* * *
Маша пробыла на даче недолго. А вечером следующего дня уехала в Москву с одним из друзей брата. Дрюня, которого она знала с детства, как всегда, талдычил о своих двух машинах, одной из которых он в это время и управлял, и как всегда, все у него было плохо и безотрадно, но в итоге получалось, что все-таки жить можно.
– Ну Галкин, ну шляпа, – неожиданно сказал он и покачал головой. – Ну надо же такое сказать! Я думал, ты его задушишь.
Но Маша, как ни силилась, не могла вспомнить ничего такого, что сказал бы ей Галкин и что с ее стороны могло бы вызвать такое негодование, которое предполагал Дрюня.
– А вообще-то он молодец, – заметил Дрюня. – Все мы учились чему-то, а занимаемся совсем другим. А он – нет.
Говоря это, Дрюня ничего не имел в виду, кроме того, что сказал, и слова его только то и значили, что значили. Но Маше показалось, что Дрюня сказал это не просто так, а нарочно.
– Да, приятный человек, – согласилась она спокойно и испытующе посмотрела на Дрюню.
– Как сказала про моего деда некая актриса, – со смешком добавил Дрюня, – «он ничего не понимал в женщинах, зато какой это был мужчина». Звезда, прошу заметить, не померкшая и до сей поры.
И снова она попыталась прочесть на Дрюнином лице, но его простоватая невозмутимость и непосредственность ни на что не намекали, и тогда она снова надеялась вспомнить, что же такое сказал ей Галкин, и опять никак не могла, а спрашивать уже ей было неловко, а он опять уже болтал про лысую резину и какой-то злополучный техосмотр. Ей казалось, что и вообще Галкин не сказал с ней и нескольких слов. От нее, конечно, не укрылось, как он наблюдал за ней украдкой и как смущался, когда во время общего разговора ее взгляд задерживался на нем. Теперь, когда они вошли в дом, это был совсем не тот человек, которого увидела она лежащим в сугробе. Говорили что-то о каких-то крысах, о политике, топили для нее баню, а утром он, едва выпив кофе, уехал по своим делам. Правда, от этого она испытала легкую досаду, причину которой не сразу объяснила себе; когда она увидела, как он прощается со всеми и пришла очередь и ей с ним попрощаться, откуда-то взялись в ней робость и давно забытая застенчивость. И по тому, как посмотрели они друг на друга, обоим стало понятно, что этот взгляд – продолжение того, первого, ночного, и что, как писали в старинных фельетонах, «продолжение впредь».
* * *
Утром она ездила на кладбище к отцу, а вечером должна была встречаться с одноклассниками, которые собирались отметить очередную годовщину окончания школы.
Отец, она знала, всегда был против ее отъезда, но никогда не заводил с нею прямого разговора.
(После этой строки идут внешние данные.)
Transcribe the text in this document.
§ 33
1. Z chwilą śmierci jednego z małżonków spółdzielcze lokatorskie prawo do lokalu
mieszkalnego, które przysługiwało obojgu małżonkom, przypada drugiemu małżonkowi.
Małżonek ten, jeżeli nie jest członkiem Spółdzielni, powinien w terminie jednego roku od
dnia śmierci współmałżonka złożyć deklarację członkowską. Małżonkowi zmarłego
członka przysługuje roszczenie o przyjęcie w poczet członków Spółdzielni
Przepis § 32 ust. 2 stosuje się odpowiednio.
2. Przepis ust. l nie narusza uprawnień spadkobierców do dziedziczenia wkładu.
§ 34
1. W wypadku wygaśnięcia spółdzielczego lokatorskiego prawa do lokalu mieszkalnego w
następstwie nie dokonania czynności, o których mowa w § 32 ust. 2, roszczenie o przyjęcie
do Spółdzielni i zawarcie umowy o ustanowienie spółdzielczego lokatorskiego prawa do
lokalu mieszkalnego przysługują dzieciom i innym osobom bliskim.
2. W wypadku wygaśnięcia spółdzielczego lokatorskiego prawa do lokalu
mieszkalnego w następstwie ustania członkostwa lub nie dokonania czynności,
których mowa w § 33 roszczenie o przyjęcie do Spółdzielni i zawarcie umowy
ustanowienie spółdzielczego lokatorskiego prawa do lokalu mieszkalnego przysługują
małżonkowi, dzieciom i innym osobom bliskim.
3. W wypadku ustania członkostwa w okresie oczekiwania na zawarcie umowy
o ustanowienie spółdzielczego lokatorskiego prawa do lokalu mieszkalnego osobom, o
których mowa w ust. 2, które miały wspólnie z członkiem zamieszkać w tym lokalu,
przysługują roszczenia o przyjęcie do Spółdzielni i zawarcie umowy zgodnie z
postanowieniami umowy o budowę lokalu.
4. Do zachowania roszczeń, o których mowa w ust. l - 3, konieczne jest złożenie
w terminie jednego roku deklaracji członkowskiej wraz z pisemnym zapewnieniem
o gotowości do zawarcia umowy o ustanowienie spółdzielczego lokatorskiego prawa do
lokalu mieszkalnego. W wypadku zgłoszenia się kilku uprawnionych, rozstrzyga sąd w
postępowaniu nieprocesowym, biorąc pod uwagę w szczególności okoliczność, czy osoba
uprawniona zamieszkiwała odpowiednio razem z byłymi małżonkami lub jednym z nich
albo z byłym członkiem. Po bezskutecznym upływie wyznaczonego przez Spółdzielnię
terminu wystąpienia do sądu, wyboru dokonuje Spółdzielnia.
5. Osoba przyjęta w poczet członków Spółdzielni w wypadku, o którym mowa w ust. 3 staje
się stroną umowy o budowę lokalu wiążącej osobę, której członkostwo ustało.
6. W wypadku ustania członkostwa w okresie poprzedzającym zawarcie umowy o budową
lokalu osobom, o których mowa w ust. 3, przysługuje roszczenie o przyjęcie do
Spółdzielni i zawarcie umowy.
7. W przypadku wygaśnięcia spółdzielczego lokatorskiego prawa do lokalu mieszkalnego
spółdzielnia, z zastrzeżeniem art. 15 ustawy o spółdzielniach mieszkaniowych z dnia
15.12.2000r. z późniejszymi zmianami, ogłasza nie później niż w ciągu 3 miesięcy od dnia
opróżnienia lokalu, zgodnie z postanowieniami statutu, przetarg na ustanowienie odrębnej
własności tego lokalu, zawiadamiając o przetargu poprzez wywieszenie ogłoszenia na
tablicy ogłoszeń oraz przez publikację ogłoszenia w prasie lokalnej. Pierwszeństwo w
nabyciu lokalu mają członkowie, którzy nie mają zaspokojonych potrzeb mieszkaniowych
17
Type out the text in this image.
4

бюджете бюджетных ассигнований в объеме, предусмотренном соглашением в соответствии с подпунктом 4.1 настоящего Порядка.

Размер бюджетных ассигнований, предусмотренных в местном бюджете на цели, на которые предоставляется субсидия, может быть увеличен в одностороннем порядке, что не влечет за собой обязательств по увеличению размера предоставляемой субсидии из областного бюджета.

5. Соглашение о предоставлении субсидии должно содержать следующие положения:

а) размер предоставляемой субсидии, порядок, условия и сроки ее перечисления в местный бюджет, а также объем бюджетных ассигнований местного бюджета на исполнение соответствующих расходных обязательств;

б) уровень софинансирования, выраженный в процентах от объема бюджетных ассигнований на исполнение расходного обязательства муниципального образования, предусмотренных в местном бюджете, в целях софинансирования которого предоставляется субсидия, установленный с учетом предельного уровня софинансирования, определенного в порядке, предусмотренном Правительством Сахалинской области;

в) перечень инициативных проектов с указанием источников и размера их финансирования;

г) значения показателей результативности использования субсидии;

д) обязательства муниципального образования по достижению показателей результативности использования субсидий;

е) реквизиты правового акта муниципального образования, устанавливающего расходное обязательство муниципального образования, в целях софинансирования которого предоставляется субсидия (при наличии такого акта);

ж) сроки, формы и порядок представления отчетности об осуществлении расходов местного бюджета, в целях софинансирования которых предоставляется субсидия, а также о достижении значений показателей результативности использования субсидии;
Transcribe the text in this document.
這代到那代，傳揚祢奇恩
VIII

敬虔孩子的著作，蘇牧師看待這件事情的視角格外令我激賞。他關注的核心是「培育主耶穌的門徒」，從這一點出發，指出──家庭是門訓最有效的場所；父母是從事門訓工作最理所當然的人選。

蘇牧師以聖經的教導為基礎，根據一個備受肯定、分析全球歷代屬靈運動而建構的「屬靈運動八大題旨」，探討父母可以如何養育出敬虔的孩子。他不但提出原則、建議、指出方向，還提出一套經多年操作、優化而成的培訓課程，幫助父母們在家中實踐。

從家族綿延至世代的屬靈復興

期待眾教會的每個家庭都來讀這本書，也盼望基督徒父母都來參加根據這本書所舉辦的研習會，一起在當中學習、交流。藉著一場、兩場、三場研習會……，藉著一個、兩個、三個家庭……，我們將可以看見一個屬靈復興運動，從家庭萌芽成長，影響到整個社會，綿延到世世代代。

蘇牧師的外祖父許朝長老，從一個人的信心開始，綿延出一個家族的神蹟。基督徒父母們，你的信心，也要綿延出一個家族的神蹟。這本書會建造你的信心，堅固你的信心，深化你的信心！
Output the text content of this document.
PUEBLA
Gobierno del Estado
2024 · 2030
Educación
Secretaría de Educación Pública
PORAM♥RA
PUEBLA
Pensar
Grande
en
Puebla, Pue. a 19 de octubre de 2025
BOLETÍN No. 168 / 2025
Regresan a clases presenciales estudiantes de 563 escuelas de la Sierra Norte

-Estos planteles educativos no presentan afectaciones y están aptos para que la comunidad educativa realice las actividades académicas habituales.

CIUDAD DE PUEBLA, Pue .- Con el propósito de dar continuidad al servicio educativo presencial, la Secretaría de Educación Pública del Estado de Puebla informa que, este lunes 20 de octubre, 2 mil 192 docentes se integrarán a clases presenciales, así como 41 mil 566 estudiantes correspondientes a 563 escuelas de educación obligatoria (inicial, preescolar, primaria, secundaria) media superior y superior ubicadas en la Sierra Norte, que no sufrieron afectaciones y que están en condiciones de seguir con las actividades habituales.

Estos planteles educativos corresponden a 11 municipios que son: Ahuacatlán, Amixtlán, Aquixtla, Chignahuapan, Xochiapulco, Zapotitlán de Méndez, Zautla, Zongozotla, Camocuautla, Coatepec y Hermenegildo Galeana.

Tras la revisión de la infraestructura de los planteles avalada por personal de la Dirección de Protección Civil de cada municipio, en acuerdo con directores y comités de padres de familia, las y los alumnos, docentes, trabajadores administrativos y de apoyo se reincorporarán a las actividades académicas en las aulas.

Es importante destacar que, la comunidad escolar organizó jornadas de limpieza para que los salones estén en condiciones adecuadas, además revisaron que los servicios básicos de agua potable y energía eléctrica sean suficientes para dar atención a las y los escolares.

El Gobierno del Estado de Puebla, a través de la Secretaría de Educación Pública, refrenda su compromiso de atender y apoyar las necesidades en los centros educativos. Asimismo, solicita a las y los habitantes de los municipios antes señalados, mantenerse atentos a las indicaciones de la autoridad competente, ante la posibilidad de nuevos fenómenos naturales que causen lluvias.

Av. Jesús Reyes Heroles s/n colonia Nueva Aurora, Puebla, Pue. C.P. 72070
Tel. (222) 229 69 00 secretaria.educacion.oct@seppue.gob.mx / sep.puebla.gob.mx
Эту деликатность, которая одно время казалась ей чуть ли не равнодушием, она смогла оценить лишь впоследствии. Можно было не звонить ему, не отвечать на его старомодные почтовые письма, можно было даже подсмеиваться над его странностями, с годами все более коснеющими, но простое сознание того, что он живет, ничего не меняло в привычном мировосприятии: все было на своих местах, и можно было мечтать, и даже не нужно было чересчур дотошно держаться всего привычного, и все это была все та же старая знакомая жизнь до. Когда он умер, она почувствовала себя словно заброшенной среди чужих людей, и мир стал чужим, не были больше отрадны маленькие его подробности, в котором сама она – подробность.
Но самое страшное, плохое, как угодно его назови, – когда это случилось, она была далеко. Конечно, успокаивала она себя, произошло это внезапно, и никто не мог предвидеть, и хотя и говорят, что такое всегда неожиданно, все же иногда бывает и обратное.
Маша ехала по красной ветке вниз, и когда объявили станцию «Воробьевы горы», тут только она поняла, как давно не была дома. Она помнила только черный грохочущий пролет между «Спортивной» и «Университетом», на середине которого состав сбавлял ход и аккуратно миновал ремонтирующийся мост. И река, и холмы были скрыты строительными панелями, в щелях которых стоял дневной свет, а иногда вечером застревал на долю секунды луч какого-нибудь электрического фонарика. Сейчас же поезд притормозил, остановился, и в стеклянных полукруглых стенах станции по обе стороны широко и неторопливо плыла подо льдом река, от черных деревьев на снегу склона лежали сиреневые тени, и солнечные лучи свивали гнездо медноцветного навершия здания Академии наук.